Sur cette pente des concessions, on ne s’arrête plus. Un décret du 13 juin 1907 introduit des délégués ouvriers dans les conseils d’admission, d’avancement et de discipline. Même il leur donne la majorité : quatre voix par exemple contre celle d’un ingénieur assisté du chef d’atelier et d’un surveillant. Et naturellement, la désignation des délégués reste surtout aux mains des minorités violentes. Aucune industrie ne résisterait à de pareils abus. La marine n’en évite pas les inconvéniens, mais, dissimulant son déficit, elle les rejette sur le pays et puise chaque année dans la poche des contribuables pour continuer une exploitation de plus en plus onéreuse.

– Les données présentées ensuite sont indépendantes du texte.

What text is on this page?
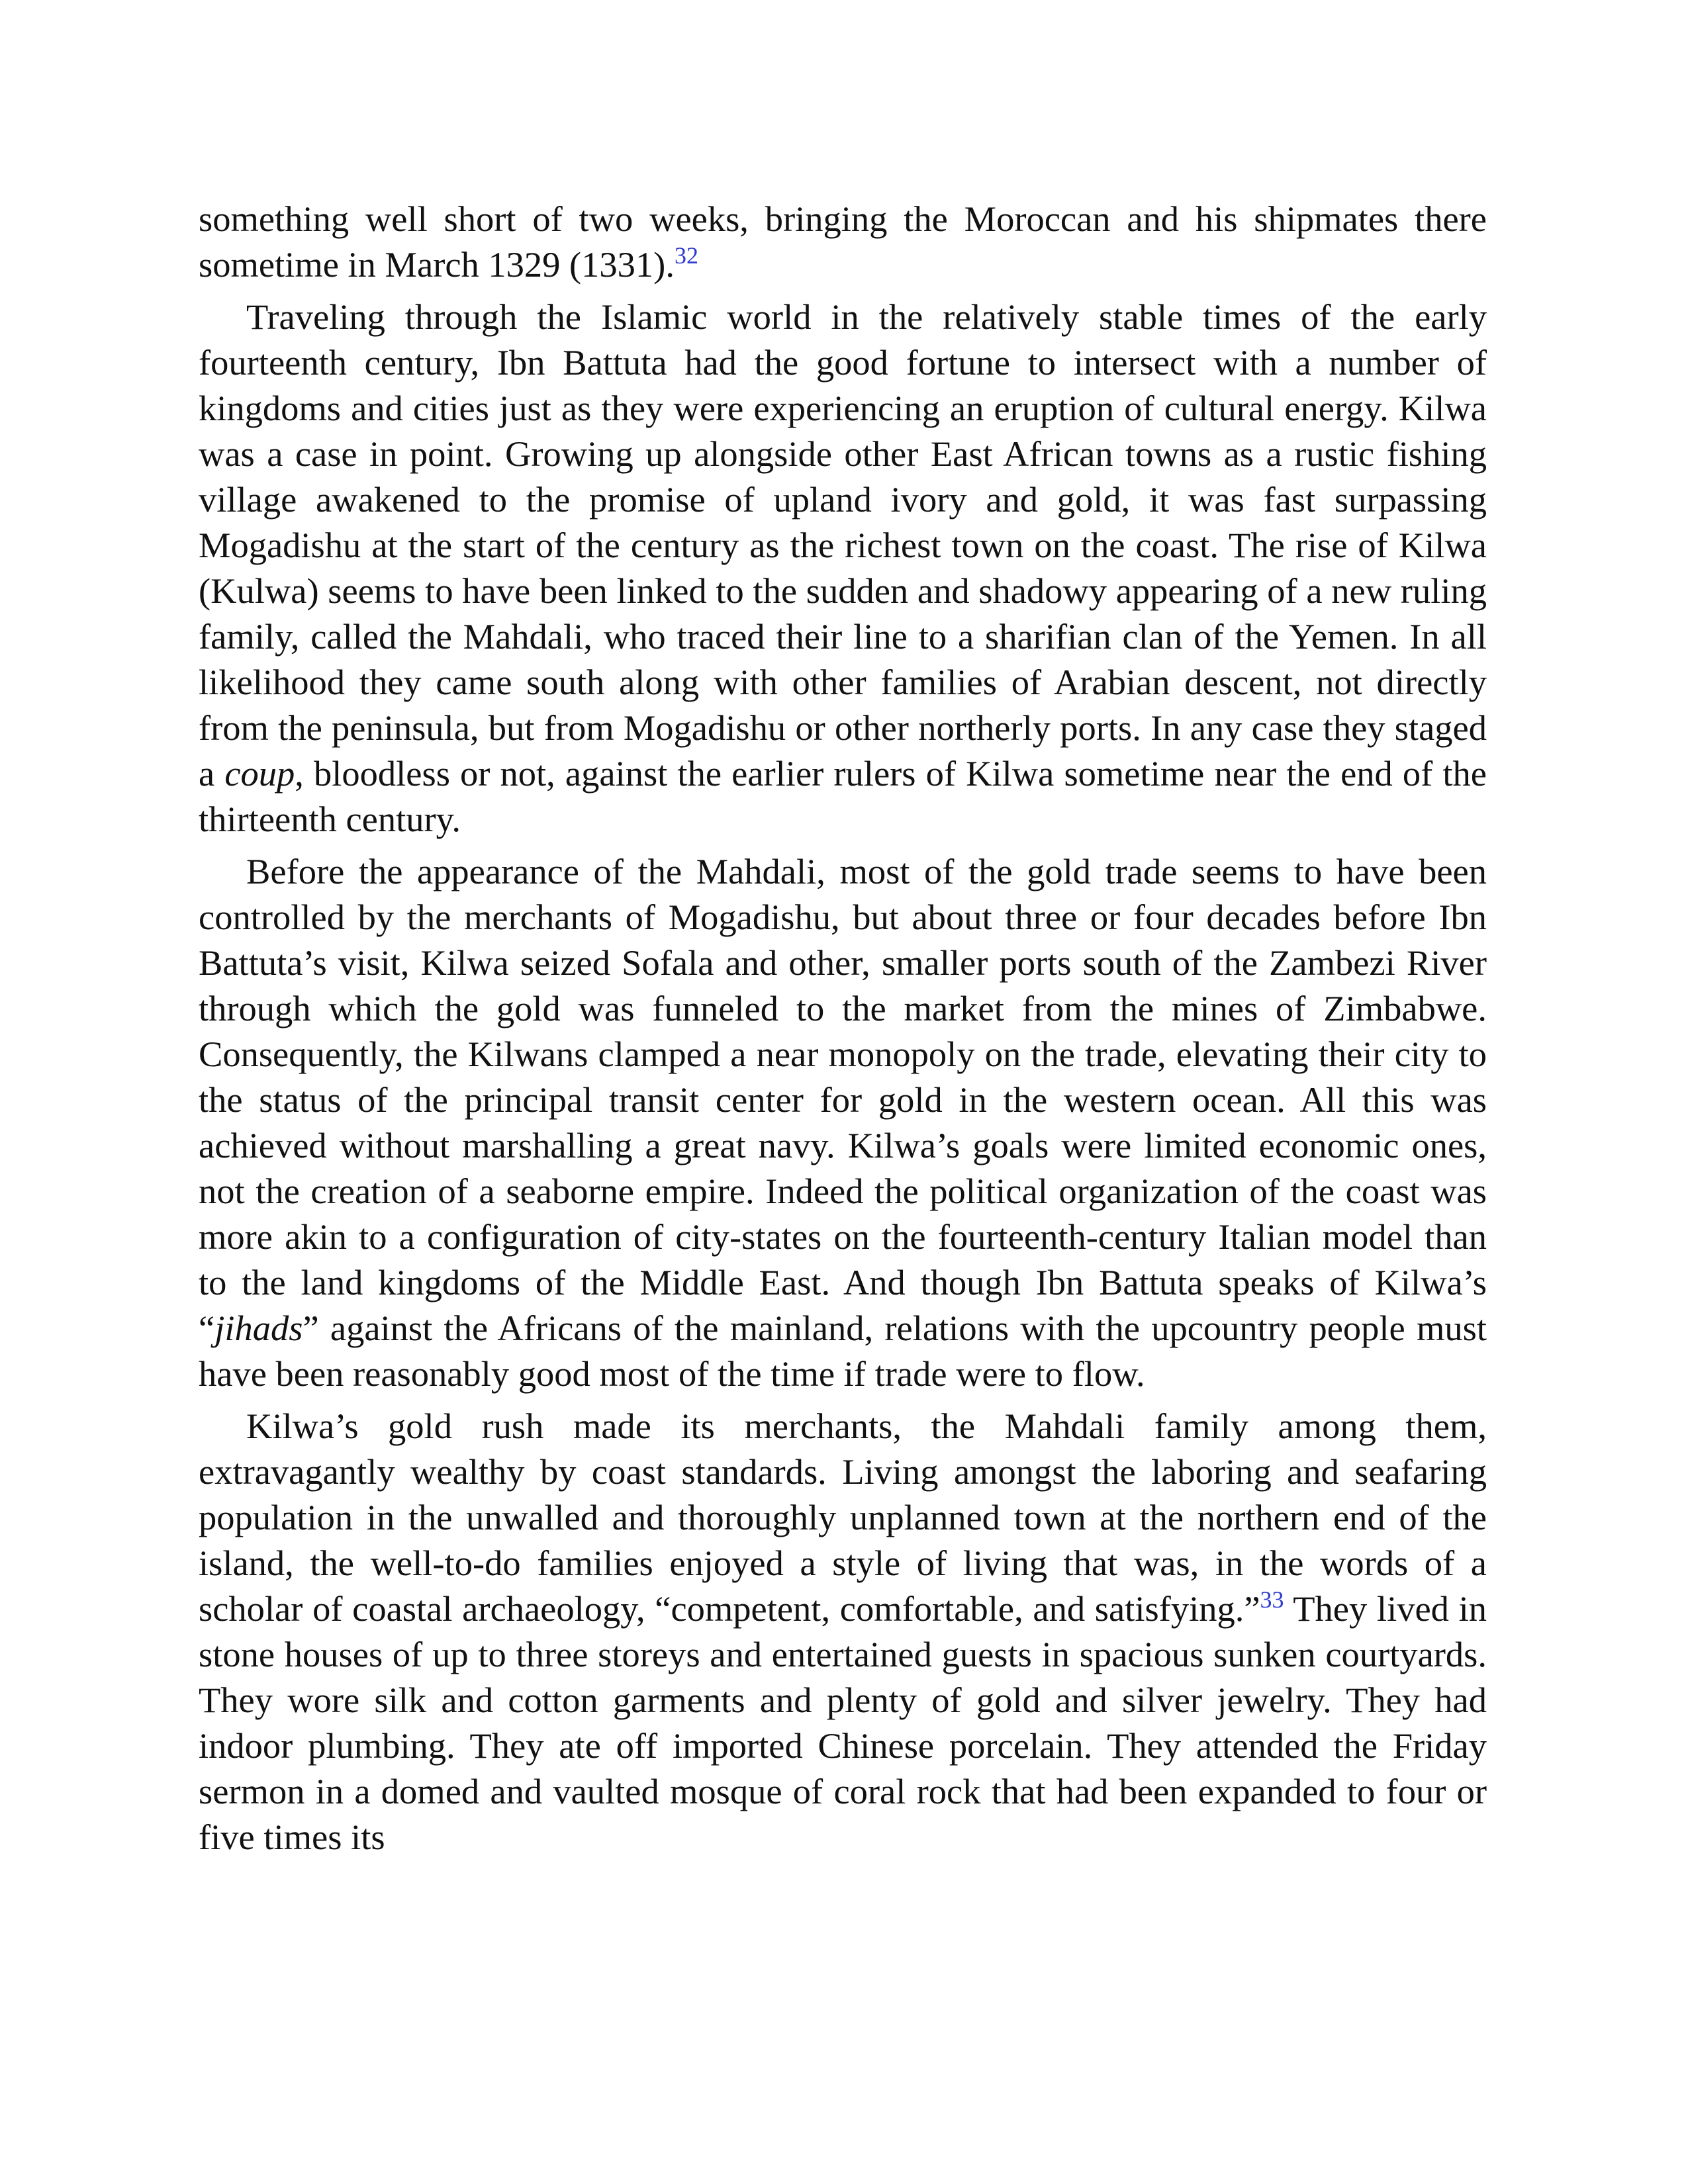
something well short of two weeks, bringing the Moroccan and his shipmates there sometime in March 1329 (1331).$^{32}$

Traveling through the Islamic world in the relatively stable times of the early fourteenth century, Ibn Battuta had the good fortune to intersect with a number of kingdoms and cities just as they were experiencing an eruption of cultural energy. Kilwa was a case in point. Growing up alongside other East African towns as a rustic fishing village awakened to the promise of upland ivory and gold, it was fast surpassing Mogadishu at the start of the century as the richest town on the coast. The rise of Kilwa (Kulwa) seems to have been linked to the sudden and shadowy appearing of a new ruling family, called the Mahdali, who traced their line to a sharifian clan of the Yemen. In all likelihood they came south along with other families of Arabian descent, not directly from the peninsula, but from Mogadishu or other northerly ports. In any case they staged a coup, bloodless or not, against the earlier rulers of Kilwa sometime near the end of the thirteenth century.

Before the appearance of the Mahdali, most of the gold trade seems to have been controlled by the merchants of Mogadishu, but about three or four decades before Ibn Battuta’s visit, Kilwa seized Sofala and other, smaller ports south of the Zambezi River through which the gold was funneled to the market from the mines of Zimbabwe. Consequently, the Kilwans clamped a near monopoly on the trade, elevating their city to the status of the principal transit center for gold in the western ocean. All this was achieved without marshalling a great navy. Kilwa’s goals were limited economic ones, not the creation of a seaborne empire. Indeed the political organization of the coast was more akin to a configuration of city-states on the fourteenth-century Italian model than to the land kingdoms of the Middle East. And though Ibn Battuta speaks of Kilwa’s “jihads” against the Africans of the mainland, relations with the upcountry people must have been reasonably good most of the time if trade were to flow.

Kilwa’s gold rush made its merchants, the Mahdali family among them, extravagantly wealthy by coast standards. Living amongst the laboring and seafaring population in the unwalled and thoroughly unplanned town at the northern end of the island, the well-to-do families enjoyed a style of living that was, in the words of a scholar of coastal archaeology, “competent, comfortable, and satisfying.”$^{33}$ They lived in stone houses of up to three storeys and entertained guests in spacious sunken courtyards. They wore silk and cotton garments and plenty of gold and silver jewelry. They had indoor plumbing. They ate off imported Chinese porcelain. They attended the Friday sermon in a domed and vaulted mosque of coral rock that had been expanded to four or five times its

L’anarchie d’en haut. — Son mauvais rendement a d’autres causes encore. Un de ses ingénieurs les plus distingués, M. Ch. Ferrand, définissait la maladie dont elle souffre une anarchie double : peut-être devrait-on dire triple. Il localisait l’anarchie d’en haut dans la tête de l’administration, mais on en relèverait les symptômes à tous les degrés du commandement. La marine n’est pas commandée. Rien n’y fait sentir une action

  1. Dans une réunion à Toulon, le 23 décembre 1908, il fut décidé à l’unanimité que tout ouvrier acceptant de travailler à la tâche serait rayé des syndicats et exclus à tout jamais.